Ontem à noite Pep Guardiola fez o último jogo europeu com o Bayern de Munique, ao ser afastado na meia-final da Liga dos Campeões pelo Atlético de Madrid. A discussão, que já era anterior à partida, explodiu: o que vale a passagem pelo clube bávaro sem vencer a Liga Milionária? Idolatrado por muitos como um génio que revolucionou o futebol não falta quem procure descobrir-lhe pés de barro. Para ele, que é um pensador, este julgamento não será uma surpresa. Por mais alto que se suba, o sucesso é sempre relativo. Mas os seus jogadores lamentaram não lhe poder oferecer a qualificação para a final como presente de despedida. E essa é a maior validação do trabalho de um treinador.

Começar pelo fim

Pep_GuardiolaPep Guardiola ganhou tudo com o Barcelona. Fê-lo elevando o futebol total do clube catalão a um outro patamar de intrincada sofisticação. O mundo inteiro rendido ao tiki-taka e ao génio que tinha vindo redesenhar o futebol ofensivo. Hoje já se ouvem algumas vozes dissonantes dizer que esse estilo de futebol dá sono e aborrece mas no auge era só Mourinho a dar a cara e nele isso soava ressabiado. O catalão tinha uma ideia muito clara de como uma equipa de futebol devia jogar e no seu clube do coração teve a oportunidade de concretizar esse ideal. Mas ao ganhar tudo, com mão de ferro e sem embarcar em cedências Guardiola começou a incomodar no clube Culé. O seu nome tinha demasiado peso.
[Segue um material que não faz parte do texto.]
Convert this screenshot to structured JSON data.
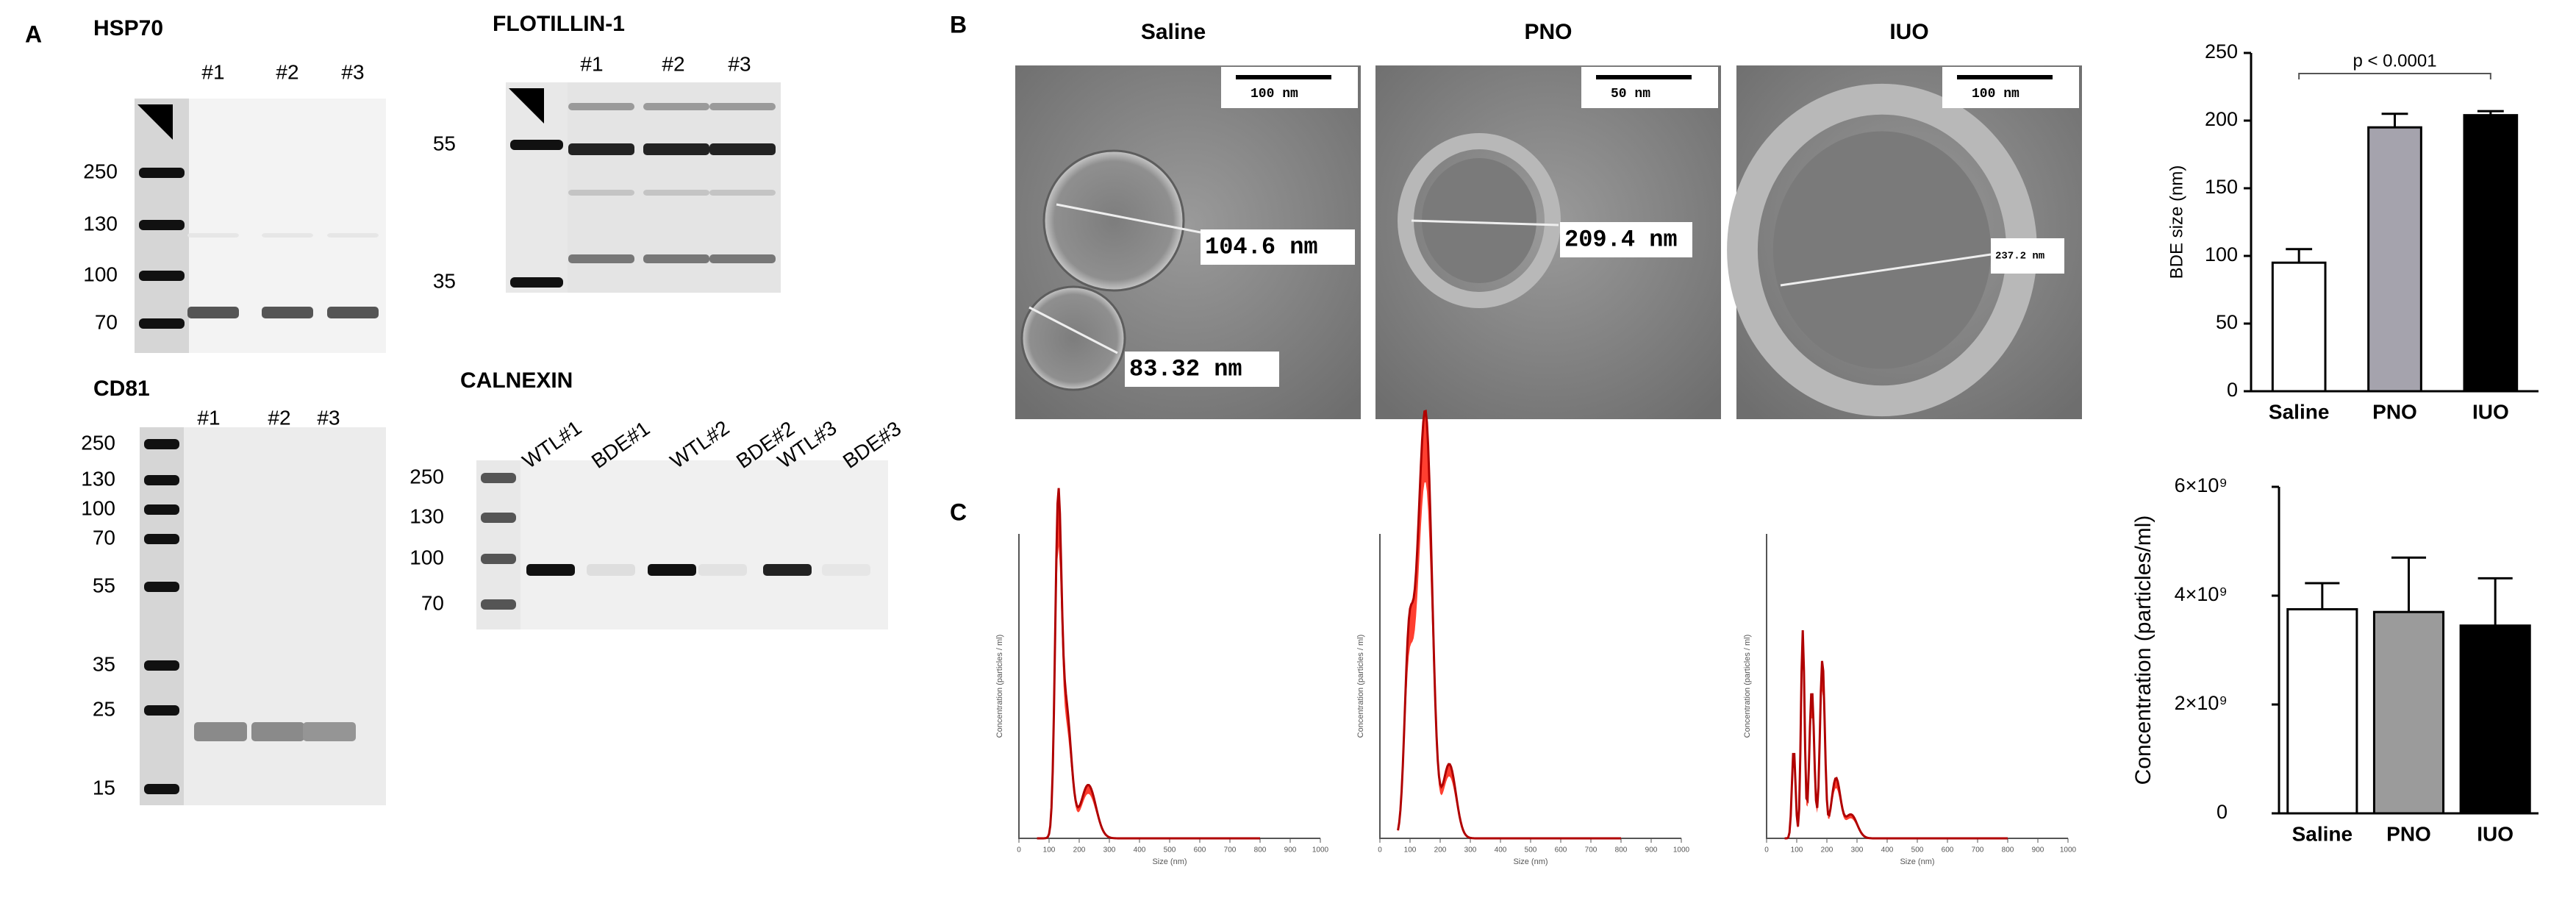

No fundo, Guardiola começou pelo fim. Depois de um ano a treinar a equipa B assumiu o seu lugar de sonho. Teve à mão os melhores jogadores do mundo, com a ambição coletiva de serem “mais que um clube”. A partir daí qualquer outra experiência só pode ficar aquém.

Tudo ou nada

Guardiola foi contratado pelo Bayern de Munique para devolver o estatuto de potência europeia ao clube alemão. O grande azar de Pep foi herdar uma equipa que acabava de ganhar a Liga dos Campeões. Jupp Heynckes aceitou graciosamente a reforma, ainda que estivesse a ser convidado a sair, mas na última temporada venceu tudo. A hegemonia dos Bávaros nas provas domésticas era e continua a ser incontestável. Mas a direção do Bayern queria que o clube voltasse a ser um candidato crónico à Liga Milionária. Com Guardiola o clube alcançou por três vezes consecutivas a meia-final da prova de elite europeia mas nunca chegou sequer à final, muito menos ao título. Como uma espécie de karma Real Madrid, Barcelona e, agora, Atlético de Madrid que fosse mais longe.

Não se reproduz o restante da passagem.